What’s the expected additional latency due to running this re-ranker?

  • ghita_ a day ago

    It actually runs pretty fast, our benchmarks show ~149ms for 12665 bytes. It's faster than many other models

david_shi 20 hours ago

This is awesome, reminds me of the kind of intuition behind PageRank.

esafak a day ago

I would have titled it "Improving ranking..."

I like that it works with `sentence_transformers`

  • dang a day ago

    We could change the title to "Improving search ranking with chess Elo scores". Anybody object?

    Edit: ok, done. Submitted title was "Show HN: Improving RAG with chess Elo scores".

    • slybot 10 hours ago

      They don't use Elo scores. See my comment above, the loss function is adopted from Bradley-Terry.

      • npip99 3 hours ago

        Bradley-Terry and Elo scores are equivalent mathematical models! The fundamental presumption is the same Thurstone model - that an individual's skill in a particular game is a normally distributed random variable around their fundamental skill.
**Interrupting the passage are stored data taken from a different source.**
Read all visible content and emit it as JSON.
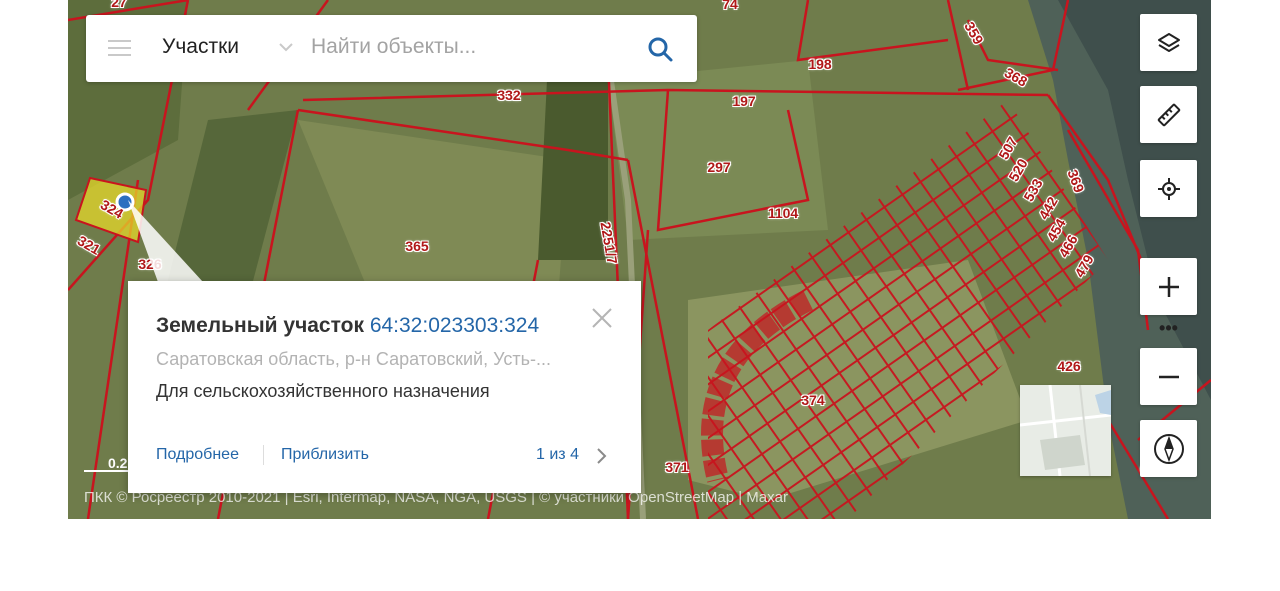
{
  "search": {
    "menu_icon": "hamburger-icon",
    "layer_label": "Участки",
    "placeholder": "Найти объекты...",
    "search_icon": "search-icon"
  },
  "map": {
    "parcel_labels": [
      "27",
      "74",
      "359",
      "198",
      "368",
      "332",
      "197",
      "507",
      "520",
      "297",
      "369",
      "533",
      "442",
      "1104",
      "454",
      "466",
      "2251/7",
      "479",
      "365",
      "321",
      "324",
      "326",
      "426",
      "374",
      "371",
      "67"
    ],
    "scale_label": "0.2",
    "attribution": "ПКК © Росреестр 2010-2021 | Esri, Intermap, NASA, NGA, USGS | © участники OpenStreetMap | Maxar",
    "boundary_color": "#c8141e",
    "selected_fill": "#e6d82a"
  },
  "controls": {
    "layers_icon": "layers-icon",
    "ruler_icon": "ruler-icon",
    "locate_icon": "locate-icon",
    "zoom_in_icon": "plus-icon",
    "more_label": "•••",
    "zoom_out_icon": "minus-icon",
    "compass_icon": "compass-icon"
  },
  "popup": {
    "title": "Земельный участок",
    "cadastral_number": "64:32:023303:324",
    "address": "Саратовская область, р-н Саратовский, Усть-...",
    "purpose": "Для сельскохозяйственного назначения",
    "details_link": "Подробнее",
    "zoom_link": "Приблизить",
    "pager": "1 из 4"
  }
}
        We did experiment with a Bradley-Terry loss function (https://hackmd.io/eOwlF7O_Q1K4hj7WZcYFiw), but we found that even better was to calculate Elo scores, do cross-query bias adjustment, and then MSE loss to predict the Elo score itself.

        • slybot an hour ago

          ->Bradley-Terry and Elo scores are equivalent mathematical models! No, they are not equivalent mathematical models, they are equalivant in terms of calculation of score function(logistic) given equivalent scale factors. Such that, Bradley-terry: 1/(1 + e^(x(r_B - r_A))) and Elo rating: 1/(1 + 10^((r_B - r_A)/y)), then equivalance requires x = ln(10)/y. More importantly, Elo rating is online scoring system, meaning it takes into accoun the sequence of the events. From your blog post, I understand that you are not updating the scores after after each event. In other words, Elo rating can be interpreted as an incremental fitting of a Bradley-Terry (using similar logistic) model but not the same!
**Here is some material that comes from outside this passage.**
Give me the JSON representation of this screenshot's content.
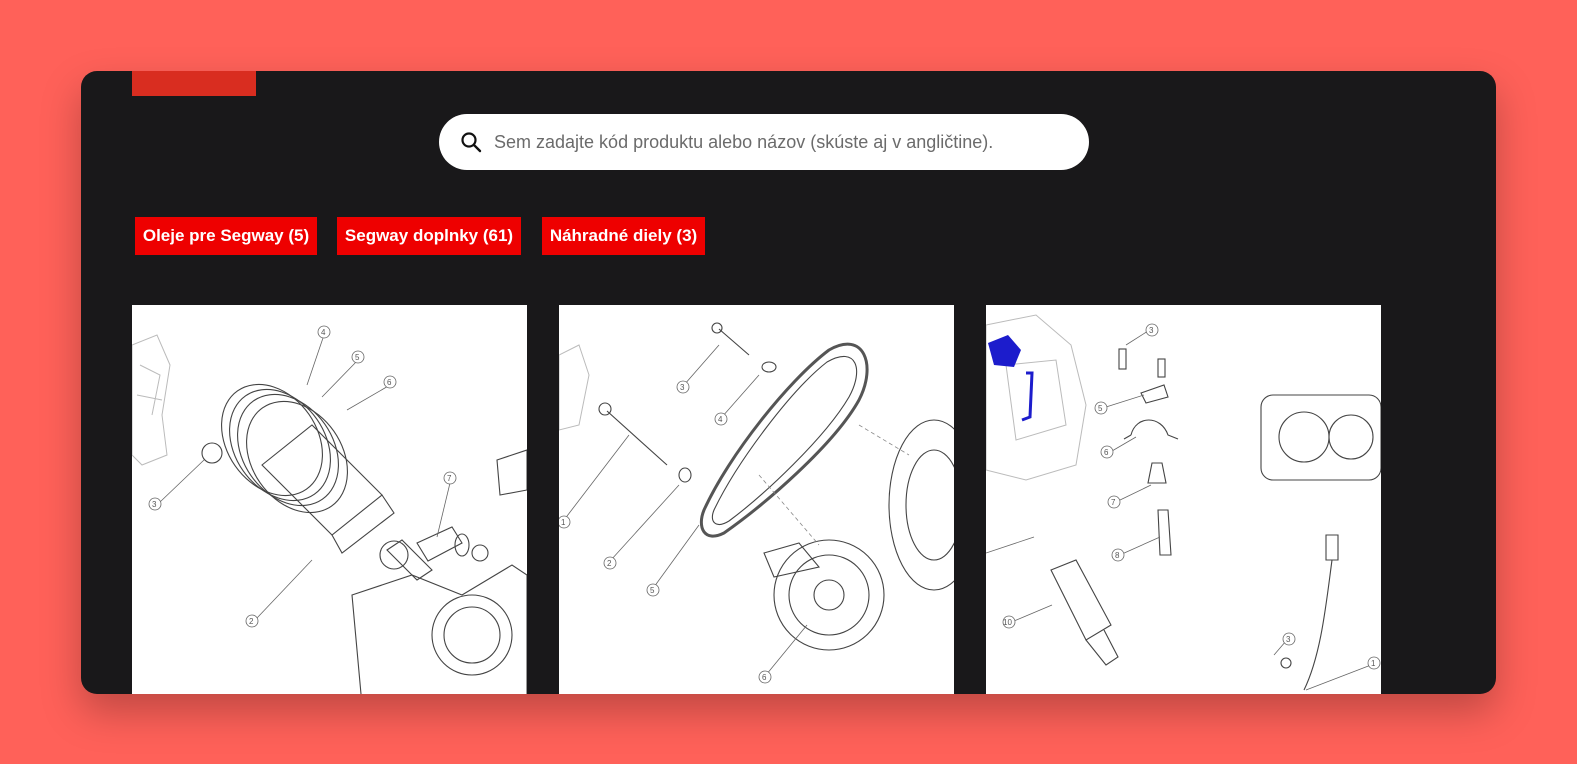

          -> The fundamental presumption is the same Thurstone model The Thurstone model is similar, and as you said it assumes normal (as opposed to logistic) using probit link function. It predates both models and due to computational constraints, you can call Bradley-Terry and Elo rating computationally convenient approximation of the Thurstone model.

          -> We did experiment with a Bradley-Terry loss function (https://hackmd.io/eOwlF7O_Q1K4hj7WZcYFiw) The math is correct. Thanks for sharing. Indeed, if you do it with incremental updating, you will lose the differentiability given the next winning probability is dependent on the previous updates. Call it what you want, but note that this is not truly and Elo rating which leads misunderstanding. It is Bradley-Terry given you do batch updates which you take extra steps to connect with Elo score, as shown in the link.
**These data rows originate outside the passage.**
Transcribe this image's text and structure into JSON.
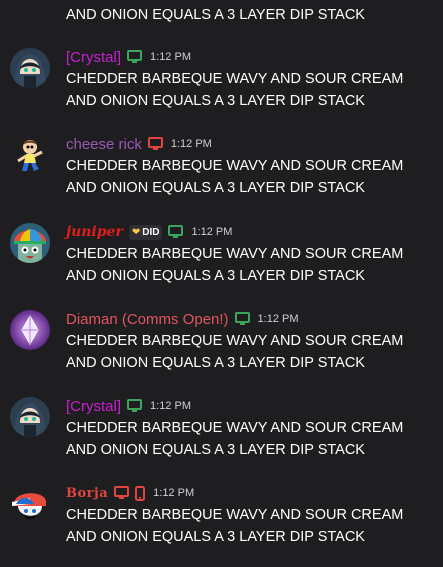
{
  "top_message": {
    "text": "AND ONION EQUALS A 3 LAYER DIP STACK"
  },
  "colors": {
    "background": "#1e1e20",
    "desktop_icon_green": "#3ba55d",
    "desktop_icon_red": "#e0453f",
    "mobile_icon_red": "#e0453f"
  },
  "messages": [
    {
      "username": "[Crystal]",
      "name_color": "#c91ed2",
      "status_icons": [
        "desktop-icon"
      ],
      "status_color": "#3ba55d",
      "timestamp": "1:12 PM",
      "line1": "CHEDDER BARBEQUE WAVY AND SOUR CREAM",
      "line2": "AND ONION EQUALS A 3 LAYER DIP STACK",
      "avatar": "hooded-anime-avatar"
    },
    {
      "username": "cheese rick",
      "name_color": "#9b59b6",
      "status_icons": [
        "desktop-icon"
      ],
      "status_color": "#e0453f",
      "timestamp": "1:12 PM",
      "line1": "CHEDDER BARBEQUE WAVY AND SOUR CREAM",
      "line2": "AND ONION EQUALS A 3 LAYER DIP STACK",
      "avatar": "morty-avatar"
    },
    {
      "username": "juniper",
      "name_color": "#e31d1d",
      "badge": "DID",
      "status_icons": [
        "desktop-icon"
      ],
      "status_color": "#3ba55d",
      "timestamp": "1:12 PM",
      "line1": "CHEDDER BARBEQUE WAVY AND SOUR CREAM",
      "line2": "AND ONION EQUALS A 3 LAYER DIP STACK",
      "avatar": "rainbow-hat-avatar"
    },
    {
      "username": "Diaman (Comms Open!)",
      "name_color": "#e05560",
      "status_icons": [
        "desktop-icon"
      ],
      "status_color": "#3ba55d",
      "timestamp": "1:12 PM",
      "line1": "CHEDDER BARBEQUE WAVY AND SOUR CREAM",
      "line2": "AND ONION EQUALS A 3 LAYER DIP STACK",
      "avatar": "crystal-gem-avatar"
    },
    {
      "username": "[Crystal]",
      "name_color": "#c91ed2",
      "status_icons": [
        "desktop-icon"
      ],
      "status_color": "#3ba55d",
      "timestamp": "1:12 PM",
      "line1": "CHEDDER BARBEQUE WAVY AND SOUR CREAM",
      "line2": "AND ONION EQUALS A 3 LAYER DIP STACK",
      "avatar": "hooded-anime-avatar"
    },
    {
      "username": "Borja",
      "name_color": "#e0453f",
      "status_icons": [
        "desktop-icon",
        "mobile-icon"
      ],
      "status_color": "#e0453f",
      "timestamp": "1:12 PM",
      "line1": "CHEDDER BARBEQUE WAVY AND SOUR CREAM",
      "line2": "AND ONION EQUALS A 3 LAYER DIP STACK",
      "avatar": "boyfriend-avatar"
    }
  ]
}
          Lastly, normal and logistic distribution will lead to log(0) in evaluations which results inf in loss. As I can see from you upper comment, you try add uniform(0.02) as ad-hoc fix. An elegant fix to that is use heavy-tailed distribution such as Cauchy.

  • ghita_ a day ago

    yes we found it hard to find a good title for this, thanks for the feedback

bbstats a day ago

Little reminder that Elo is a guy, not an acronym :)

  • FredrikMeyer 14 hours ago

    Came to comment this. As a consequence, writing it in capital letters "ELO" is wrong.

sippeangelo a day ago

Really cool stuff! Just want to let you know you forgot to link to the evals at the end.

  • ghita_ a day ago

    oh waw thanks for flagging, just fixed, thanks!